I was recently reminded of this latter truth in my rereading of Chaim Potok’s, The Book Lights. Within the novel, a recurring theme centers upon Albert Einstein’s letter of August 2, 1939, to President Roosevelt. In his letter, Einstein encouraged the Roosevelt administration to undertake the development and production of an atomic bomb:
            “A single bomb of this type,” Einstein affirmed, “carried by boat and exploded in a port, might very well destroy the whole port together with some of the surrounding territory.”
 
Sadly, not many years later Einstein regretted that letter, describing it as his “one great mistake.” Similarly, upon seeing pictures of the bomb’s destructive force, he uttered, “Woe is me.” For Einstein, a Jew, who had sought to be a pacifist throughout his life, the “mistake” was not only that the bomb was dropped upon the wrong people, as if there exists a “right people”; but far more importantly, irrespective his religious practices, Einstein understood that he numbered among the Chosen, who were to bring light to the nations (Isaiah 49:6). And yet, some of the greatest Jewish minds of a generation, if not of a millennium, produced a light of previously unimagined destructive power.

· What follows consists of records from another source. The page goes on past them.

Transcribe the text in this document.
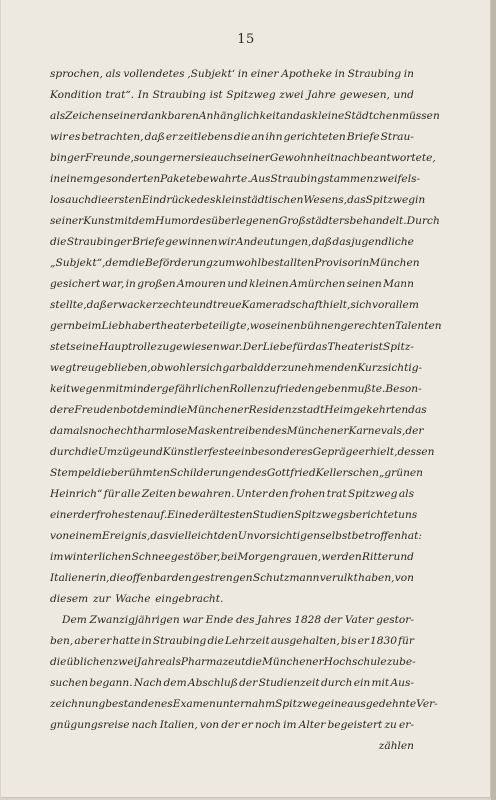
15
sprochen, als vollendetes ‚Subjekt‘ in einer Apotheke in Straubing in
Kondition trat“. In Straubing ist Spitzweg zwei Jahre gewesen, und
als Zeichen seiner dankbaren Anhänglichkeit an das kleine Städtchen müssen
wir es betrachten, daß er zeitlebens die an ihn gerichteten Briefe Strau-
binger Freunde, so ungern er sie auch seiner Gewohnheit nach beantwortete,
in einem gesonderten Pakete bewahrte. Aus Straubing stammen zweifels-
los auch die ersten Eindrücke des kleinstädtischen Wesens, das Spitzweg in
seiner Kunst mit dem Humor des überlegenen Großstädters behandelt. Durch
die Straubinger Briefe gewinnen wir Andeutungen, daß das jugendliche
„Subjekt“, dem die Beförderung zum wohlbestallten Provisor in München
gesichert war, in großen Amouren und kleinen Amürchen seinen Mann
stellte, daß er wacker zechte und treue Kameradschaft hielt, sich vor allem
gern beim Liebhabertheater beteiligte, wo seinen bühnengerechten Talenten
stets eine Hauptrolle zugewiesen war. Der Liebe für das Theater ist Spitz-
weg treu geblieben, obwohl er sich gar bald der zunehmenden Kurzsichtig-
keit wegen mit minder gefährlichen Rollen zufriedengeben mußte. Beson-
dere Freuden bot dem in die Münchener Residenzstadt Heimgekehrten das
damals noch echt harmlose Maskentreiben des Münchener Karnevals, der
durch die Umzüge und Künstlerfeste ein besonderes Gepräge erhielt, dessen
Stempel die berühmten Schilderungen des Gottfried Kellerschen „grünen
Heinrich“ für alle Zeiten bewahren. Unter den frohen trat Spitzweg als
einer der frohesten auf. Eine der ältesten Studien Spitzwegs berichtet uns
von einem Ereignis, das vielleicht den Unvorsichtigen selbst betroffen hat:
im winterlichen Schneegestöber, bei Morgengrauen, werden Ritter und
Italienerin, die offenbar den gestrengen Schutzmann verulkt haben, von
diesem zur Wache eingebracht.
Dem Zwanzigjährigen war Ende des Jahres 1828 der Vater gestor-
ben, aber er hatte in Straubing die Lehrzeit ausgehalten, bis er 1830 für
die üblichen zwei Jahre als Pharmazeut die Münchener Hochschule zu be-
suchen begann. Nach dem Abschluß der Studienzeit durch ein mit Aus-
zeichnung bestandenes Examen unternahm Spitzweg eine ausgedehnte Ver-
gnügungsreise nach Italien, von der er noch im Alter begeistert zu er-
zählen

Please, however, do not misunderstand this last observation: I do not seek to criticize the Chosen, to whom I am so greatly indebted; rather, I share the lament of many twentieth-century Jews: How could this be? 
 
Light.
 
Not all light is beneficial; and then there are those lights, which reveal what we will not to see. No doubt with Jesus’ declaration at the forefront of his mind: “I am the Light of the world,” in his Gospel John penned:
 
            “What has come into being in Him was life, and the life was the light of humankind. The light shines in the darkness, and the darkness did not snuff it out …
Unto His own He came, and His own received Him not (John 1:4-5, 11).”
 
The Light came and revealed to us the meaning of “love, joy, peace, patience, kindness, generosity, faithfulness, gentleness, and moderation,” but we have consistently refused to see, let alone walk in His Light. We experience darkness, because we refuse His Light.